Samedi, fin d'après midi. Il fait encore bon et demain, on annonce la pluie. Pour occuper le temps mort qui se profile là, tout de suite avant le grand raoult du début de soirée, nous partons faire un petit tour en vélo.

Nous sommes tous les quatre, sur l'unique voie carrossable pour les vélos, elle traverse le chemin de fer. L'attraction, c'est lorsque les barrières se ferment en indiquant le passage immmmmminent d'un train. Ca tombe bien, voila la sonnerie rituelle annonçant le convoi, nous appuyons un peu sur les pédales pour nous approcher du spectacle. Bien sur, nos enfants reçoivent le message à chaque fois : il est pire qu'interdit de traverser cette voie ferrée lorsque le feu est rouge.

Alors nous patientons devant les barrières fermées, nous patientons. Encore un peu. Nous regardons d'où peut venir le train, lançons quelques paris pour occuper le temps mais le train ne vient pas. En revanche, une voiture s'est arrêtée derrière nous. Deux hommes à bord, avec une bouteille de bière. Ils attendent, comme nous, puis sortent de voiture. Ils cherchent comme nous, d'où vient le train. D'où pourrait venir l'incident, même, puisque ce train n'arrive toujours pas. Silencieux, impassibles, les sémaphores continuent leur clignotement. Les barrières sont baissées.

Les hommes retournent dans leur voiture. Je les trouve un peu antipathiques. Au bout de cette route qui croise le chemin de fer se trament parfois des trafics un peu chelou, des courses de moto pas très raccord avec la loi ou autres petits arrangements discutables avec la législation en vigueur.

Leurs vitres sont baissées, nous ne nous parlons pas. Nous attendons toujours le train.

Le conducteur, sans doute agacé par l'anormalité de la situation, décide d'agir. Il pourrait faire demi tour éventuellement. Non, il veut passer. Je lui bouche le chemin, sur mon vélo. J'ai un tout petit enfant sur mon porte bagage.
Il klaxonne, et lorsque je me retourne, me signifie de la main de dégager le passage. Un peu interdite, je m'exécute. Alors il slalome entre les barrières et passe, traverse le chemin de fer.
Ma bonne éducation est choquée : on peut demander les choses poliment.
Mon monde de bisounours valdingue : la vie de ce mec est elle rythmée par tant de grossièreté, d'aggressivité qu'il se sent dans l'obligation d'être rustre à tout instant ? Parle t il comme ça à son inspecteur des impôts ?

Aurai-je du lui asséner quelques gros mots pour lui signifier mon mécontentement ? ("on demande poliment, connard"). Et si oui, qu'aurait il fait, en présence de mon amoureux, de nos enfants ? Face à un train qui n'arrive pas, sur un croisement de chemin de fer en rase campagne... ? Aurait il souhaité exprimer sa supériorité sur ma petite personne en renversant mon vélo, en me braquant avec un flingue ? D'autres choses fusent : m'a t il ordonné ainsi parce que je suis une fille, jusqu'ou serait il allé ?

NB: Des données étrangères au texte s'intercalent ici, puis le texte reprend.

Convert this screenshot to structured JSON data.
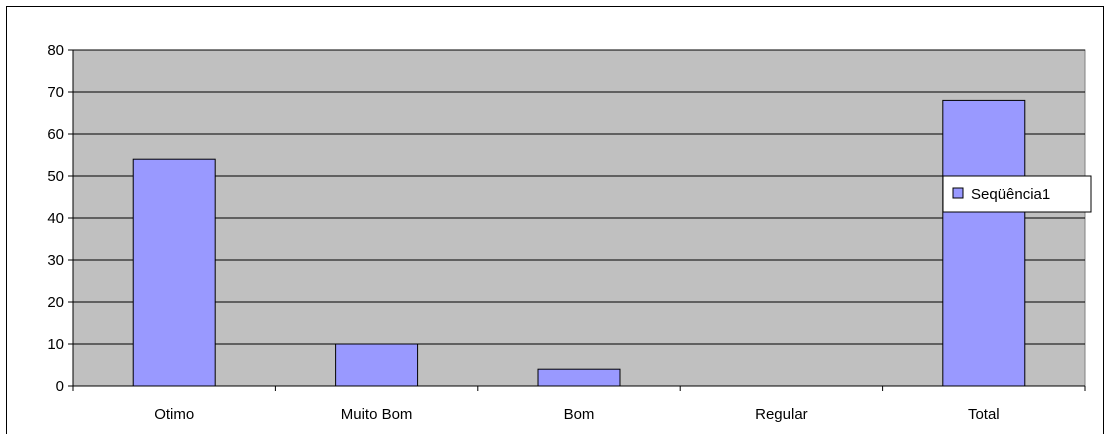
{
  "chart_data": {
    "type": "bar",
    "categories": [
      "Otimo",
      "Muito Bom",
      "Bom",
      "Regular",
      "Total"
    ],
    "series": [
      {
        "name": "Seqüência1",
        "values": [
          54,
          10,
          4,
          0,
          68
        ],
        "color": "#9999ff"
      }
    ],
    "title": "",
    "xlabel": "",
    "ylabel": "",
    "ylim": [
      0,
      80
    ],
    "yticks": [
      0,
      10,
      20,
      30,
      40,
      50,
      60,
      70,
      80
    ],
    "grid": true,
    "plot_background": "#c0c0c0",
    "legend_position": "right"
  }
}
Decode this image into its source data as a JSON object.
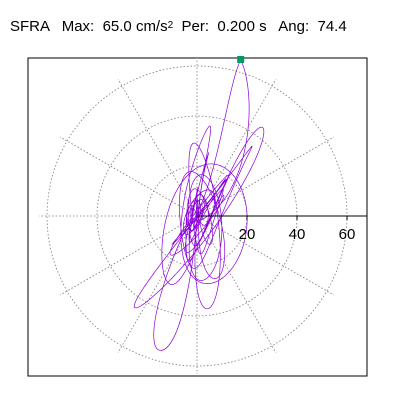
{
  "header": {
    "name": "SFRA",
    "max_label": "Max:",
    "max_value": "65.0",
    "max_unit": "cm/s",
    "max_unit_exp": "2",
    "per_label": "Per:",
    "per_value": "0.200 s",
    "ang_label": "Ang:",
    "ang_value": "74.4"
  },
  "chart_data": {
    "type": "polar-orbit",
    "max_amplitude": 65.0,
    "max_angle_deg": 74.4,
    "radial_rings": [
      20,
      40,
      60
    ],
    "radial_tick_labels": [
      "20",
      "40",
      "60"
    ],
    "angular_spokes_deg": [
      0,
      30,
      60,
      90,
      120,
      150,
      180,
      210,
      240,
      270,
      300,
      330
    ],
    "grid": true,
    "colors": {
      "trace": "#8B00D9",
      "grid": "#7a7a7a",
      "axis": "#000000",
      "peak_marker": "#009966"
    }
  }
}
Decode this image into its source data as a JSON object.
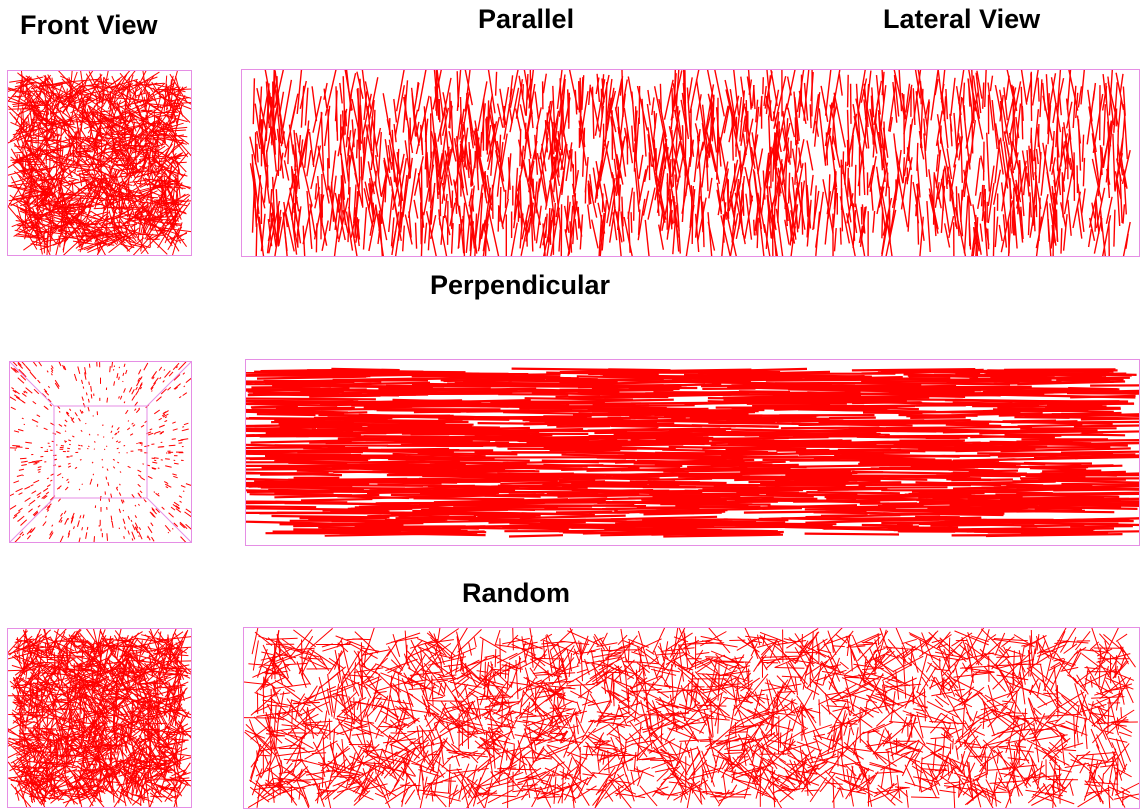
{
  "headers": {
    "front_view": "Front View",
    "lateral_view": "Lateral View"
  },
  "orientations": [
    {
      "key": "parallel",
      "title": "Parallel"
    },
    {
      "key": "perpendicular",
      "title": "Perpendicular"
    },
    {
      "key": "random",
      "title": "Random"
    }
  ],
  "colors": {
    "fiber": "#ff0000",
    "box": "#e58ee5",
    "background": "#ffffff"
  }
}
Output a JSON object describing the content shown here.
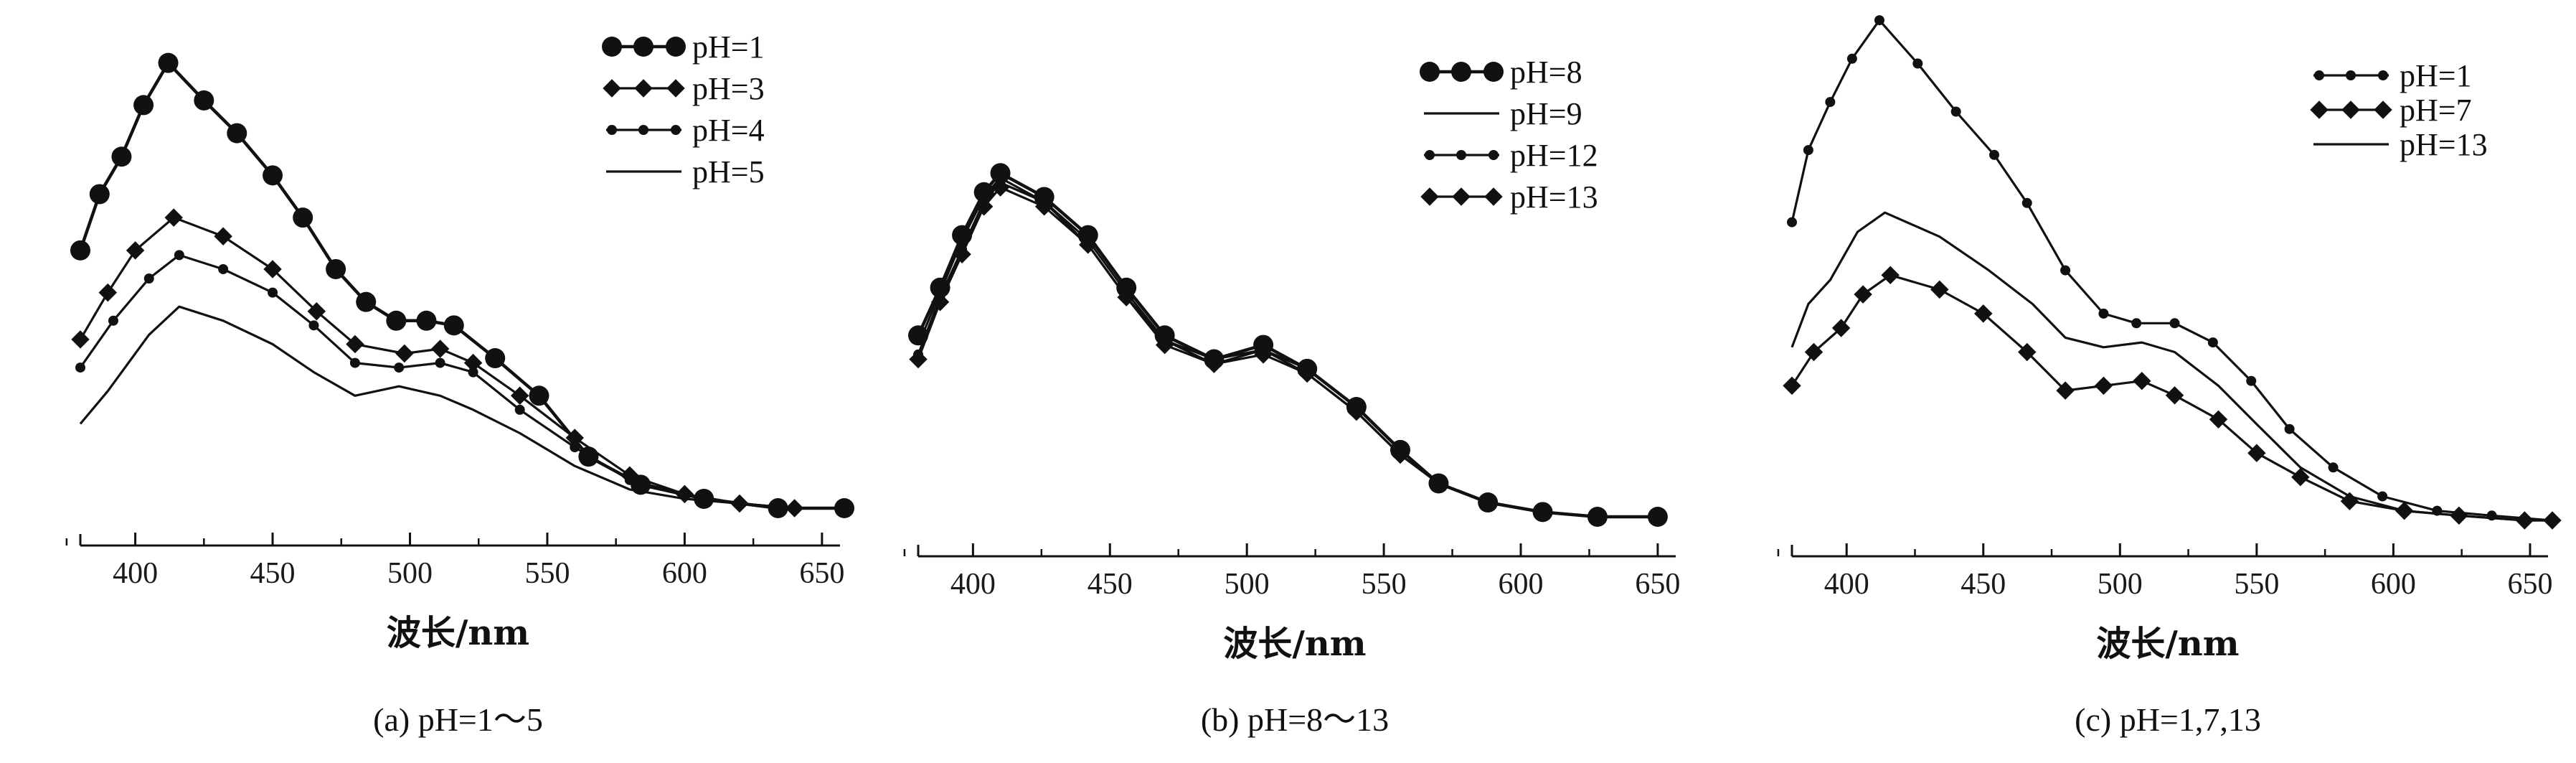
{
  "chart_data": [
    {
      "type": "line",
      "caption": "(a) pH=1～5",
      "xlabel": "波长/nm",
      "ylabel": "",
      "xlim": [
        380,
        655
      ],
      "ylim": [
        0,
        100
      ],
      "xticks": [
        "400",
        "450",
        "500",
        "550",
        "600",
        "650"
      ],
      "legend_position": "top-right",
      "series": [
        {
          "name": "pH=1",
          "marker": "circle-large",
          "x": [
            380,
            387,
            395,
            403,
            412,
            425,
            437,
            450,
            461,
            473,
            484,
            495,
            506,
            516,
            531,
            547,
            565,
            584,
            607,
            634,
            660
          ],
          "y": [
            55,
            67,
            75,
            86,
            95,
            87,
            80,
            71,
            62,
            51,
            44,
            40,
            40,
            39,
            32,
            24,
            11,
            5,
            2,
            0,
            0
          ]
        },
        {
          "name": "pH=3",
          "marker": "square",
          "x": [
            380,
            390,
            400,
            414,
            432,
            450,
            466,
            480,
            498,
            511,
            523,
            540,
            560,
            580,
            600,
            620,
            640,
            660
          ],
          "y": [
            36,
            46,
            55,
            62,
            58,
            51,
            42,
            35,
            33,
            34,
            31,
            24,
            15,
            7,
            3,
            1,
            0,
            0
          ]
        },
        {
          "name": "pH=4",
          "marker": "dot",
          "x": [
            380,
            392,
            405,
            416,
            432,
            450,
            465,
            480,
            496,
            511,
            523,
            540,
            560,
            580,
            600,
            620,
            640,
            660
          ],
          "y": [
            30,
            40,
            49,
            54,
            51,
            46,
            39,
            31,
            30,
            31,
            29,
            21,
            13,
            6,
            3,
            1,
            0,
            0
          ]
        },
        {
          "name": "pH=5",
          "marker": "none",
          "x": [
            380,
            390,
            405,
            416,
            432,
            450,
            465,
            480,
            496,
            511,
            523,
            540,
            560,
            580,
            600,
            620,
            640,
            660
          ],
          "y": [
            18,
            25,
            37,
            43,
            40,
            35,
            29,
            24,
            26,
            24,
            21,
            16,
            9,
            4,
            2,
            1,
            0,
            0
          ]
        }
      ]
    },
    {
      "type": "line",
      "caption": "(b) pH=8～13",
      "xlabel": "波长/nm",
      "ylabel": "",
      "xlim": [
        380,
        655
      ],
      "ylim": [
        0,
        100
      ],
      "xticks": [
        "400",
        "450",
        "500",
        "550",
        "600",
        "650"
      ],
      "legend_position": "top-right",
      "series": [
        {
          "name": "pH=8",
          "marker": "circle-large",
          "x": [
            380,
            388,
            396,
            404,
            410,
            426,
            442,
            456,
            470,
            488,
            506,
            522,
            540,
            556,
            570,
            588,
            608,
            628,
            650
          ],
          "y": [
            38,
            48,
            59,
            68,
            72,
            67,
            59,
            48,
            38,
            33,
            36,
            31,
            23,
            14,
            7,
            3,
            1,
            0,
            0
          ]
        },
        {
          "name": "pH=9",
          "marker": "none",
          "x": [
            380,
            388,
            396,
            404,
            410,
            426,
            442,
            456,
            470,
            488,
            506,
            522,
            540,
            556,
            570,
            588,
            608,
            628,
            650
          ],
          "y": [
            36,
            47,
            58,
            67,
            71,
            66,
            58,
            47,
            37,
            33,
            35,
            31,
            23,
            14,
            7,
            3,
            1,
            0,
            0
          ]
        },
        {
          "name": "pH=12",
          "marker": "dot",
          "x": [
            380,
            388,
            396,
            404,
            410,
            426,
            442,
            456,
            470,
            488,
            506,
            522,
            540,
            556,
            570,
            588,
            608,
            628,
            650
          ],
          "y": [
            34,
            46,
            56,
            66,
            70,
            66,
            57,
            46,
            37,
            32,
            35,
            30,
            22,
            13,
            7,
            3,
            1,
            0,
            0
          ]
        },
        {
          "name": "pH=13",
          "marker": "square",
          "x": [
            380,
            388,
            396,
            404,
            410,
            426,
            442,
            456,
            470,
            488,
            506,
            522,
            540,
            556,
            570,
            588,
            608,
            628,
            650
          ],
          "y": [
            33,
            45,
            55,
            65,
            69,
            65,
            57,
            46,
            36,
            32,
            34,
            30,
            22,
            13,
            7,
            3,
            1,
            0,
            0
          ]
        }
      ]
    },
    {
      "type": "line",
      "caption": "(c) pH=1,7,13",
      "xlabel": "波长/nm",
      "ylabel": "",
      "xlim": [
        380,
        655
      ],
      "ylim": [
        0,
        100
      ],
      "xticks": [
        "400",
        "450",
        "500",
        "550",
        "600",
        "650"
      ],
      "legend_position": "top-right",
      "series": [
        {
          "name": "pH=1",
          "marker": "dot",
          "x": [
            380,
            386,
            394,
            402,
            412,
            426,
            440,
            454,
            466,
            480,
            494,
            506,
            520,
            534,
            548,
            562,
            578,
            596,
            616,
            636,
            660
          ],
          "y": [
            62,
            77,
            87,
            96,
            104,
            95,
            85,
            76,
            66,
            52,
            43,
            41,
            41,
            37,
            29,
            19,
            11,
            5,
            2,
            1,
            0
          ]
        },
        {
          "name": "pH=7",
          "marker": "square",
          "x": [
            380,
            388,
            398,
            406,
            416,
            434,
            450,
            466,
            480,
            494,
            508,
            520,
            536,
            550,
            566,
            584,
            604,
            624,
            648,
            660
          ],
          "y": [
            28,
            35,
            40,
            47,
            51,
            48,
            43,
            35,
            27,
            28,
            29,
            26,
            21,
            14,
            9,
            4,
            2,
            1,
            0,
            0
          ]
        },
        {
          "name": "pH=13",
          "marker": "none",
          "x": [
            380,
            386,
            394,
            404,
            414,
            434,
            452,
            468,
            480,
            494,
            508,
            520,
            536,
            550,
            566,
            584,
            604,
            624,
            648,
            660
          ],
          "y": [
            36,
            45,
            50,
            60,
            64,
            59,
            52,
            45,
            38,
            36,
            37,
            35,
            28,
            20,
            11,
            5,
            2,
            1,
            0,
            0
          ]
        }
      ]
    }
  ]
}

et vous, qu'auriez vous fait ?

(cerise sur le gateau, alors que nous continuons à attendre ce train qui arrive finalement par la droite, à toute, toute petite vitesse: une petite moto, du genre de celles que l'on pilote à un age très précoce, dès que la testostérone dépasse les doses raisonnables, a également traversé les rails malgré les feux clignotants et le train à l'approche. Rassurez vous, ils n'étaient que Trois dessus, et un seul était casqué. La prudence a du bon.)